19 October 2010 Commending nations for taking swift action to bring the United Nations-backed pact banning cluster munitions into force, Deputy Secretary-General Asha-Rose Migiro today urged all States – even those who have not signed on – to attend an upcoming gathering in Laos on the treaty’s implementation.
The Convention on Cluster Munitions entered into force on 1 August, just two years after it opened for signature in the Norwegian capital, Oslo, demonstrating “the world’s collective revulsion at the impact of such weapons,” Ms. Migiro said.
Speaking at an even to commemorate the pact becoming part of international law, she spotlighted the role played by civil society, through their persistent and effective campaigning, in making the Convention – which prohibits explosive remnants of war known either as cluster munitions or unexploded ordnance (UXO) – possible.

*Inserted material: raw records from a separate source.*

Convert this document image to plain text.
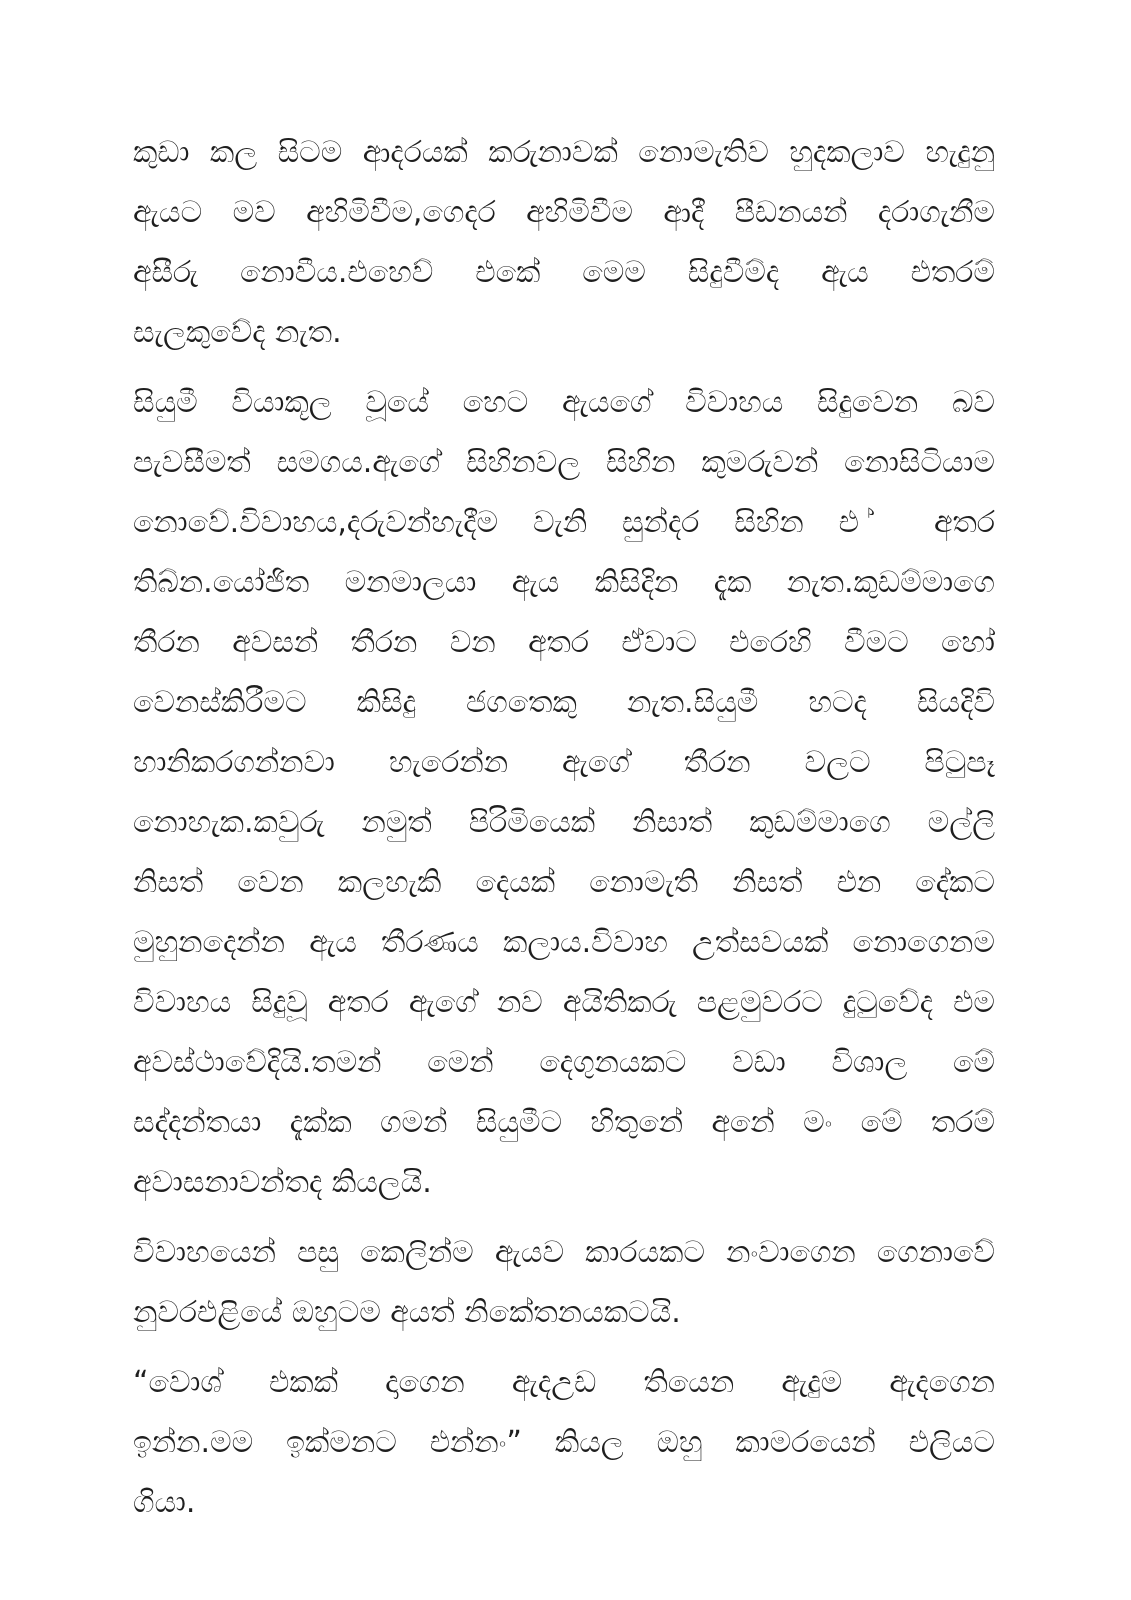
කුඩා කල සිටම ආදරයක් කරුනාවක් නොමැතිව හුදකලාව හැදුනු
ඇයට මව අහිමිවීම,ගෙදර අහිමිවීම ආදී පීඩනයන් දරාගැනීම
අසීරු නොවීය.එහෙව් එකේ මෙම සිදුවීම්ද ඇය එතරම්
සැලකුවේද නැත.
සියුමී වියාකූල වූයේ හෙට ඇයගේ විවාහය සිදුවෙන බව
පැවසීමත් සමගය.ඇගේ සිහිනවල සිහින කුමරුවන් නොසිටියාම
නොවේ.විවාහය,දරුවන්හැදීම වැනි සුන්දර සිහින එ ් අතර
තිබ්න.යෝජිත මනමාලයා ඇය කිසිදින දැක නැත.කුඩම්මාගෙ
තීරන අවසන් තීරන වන අතර ඒවාට එරෙහි වීමට හෝ
වෙනස්කිරීමට කිසිදු ජගතෙකු නැත.සියුමී හටද සියදිවි
හානිකරගන්නවා හැරෙන්න ඇගේ තීරන වලට පිටුපෑ
නොහැක.කවුරු නමුත් පිරිමියෙක් නිසාත් කුඩම්මාගෙ මල්ලි
නිසත් වෙන කලහැකි දෙයක් නොමැති නිසත් එන දේකට
මුහුනදෙන්න ඇය තීරණය කලාය.විවාහ උත්සවයක් නොගෙනම
විවාහය සිදුවූ අතර ඇගේ නව අයිතිකරු පළමුවරට දුටුවේද එම
අවස්ථාවේදියි.තමන් මෙන් දෙගුනයකට වඩා විශාල මේ
සද්දන්තයා දැක්ක ගමන් සියුමීට හිතුනේ අනේ මං මේ තරම්
අවාසනාවන්තද කියලයි.
විවාහයෙන් පසු කෙලින්ම ඇයව කාරයකට නංවාගෙන ගෙනාවේ
නුවරඑළියේ ඔහුටම අයත් නිකේතනයකටයි.
“වොශ් එකක් දාගෙන ඇදඋඩ තියෙන ඇදුම ඇදගෙන
ඉන්න.මම ඉක්මනට එන්නං” කියල ඔහු කාමරයෙන් එලියට
ගියා.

Ms. Migiro also paid tribute to the brave mine action workers who risk their lives to make land safer in many countries, including Afghanistan, Sudan, Cambodia and Lebanon, “indeed, wherever the repugnant remnants of war are taking life and limb.”
First used in the Second World War, cluster munitions contain dozens of smaller explosives designed to disperse over an area the size of several football fields, but often fail to detonate upon impact, creating large de facto minefields.
The failure rate makes these weapons particularly dangerous for civilians, who continue to be maimed or killed for years after conflicts end. Some 98 per cent of victims are civilians and cluster bombs have claimed over 10,000 civilian lives, 40 per cent of whom are children.
The effects are especially acute in Laos, where an estimated 37 per cent the country’s territory remains contaminated three decades after end of war in the South-East Asian nation, and an average of 300 Laotians are killed each year as a result of cluster munitions – half the annual global total.
During the General Assembly’s annual high-level debate last month, Laotian President Choummaly Sayasone invited Member States to a November gathering in the capital, Vientiane, on the implementation of the Convention, stressing that the event will be an opportunity to reaffirm opposition to their use.
The meeting “will lay the foundation for the future of the Convention by drawing up a first action plan, and programme of work, for the treaty’s concrete implementation,” Ms. Migiro said today.
“Let us continue building on the momentum by removing the threat of these weapons,” she continued. “And let us work to assist survivors, care for damaged families, and educate all people living in affected areas – and especially boys and girls – about the risks they face.”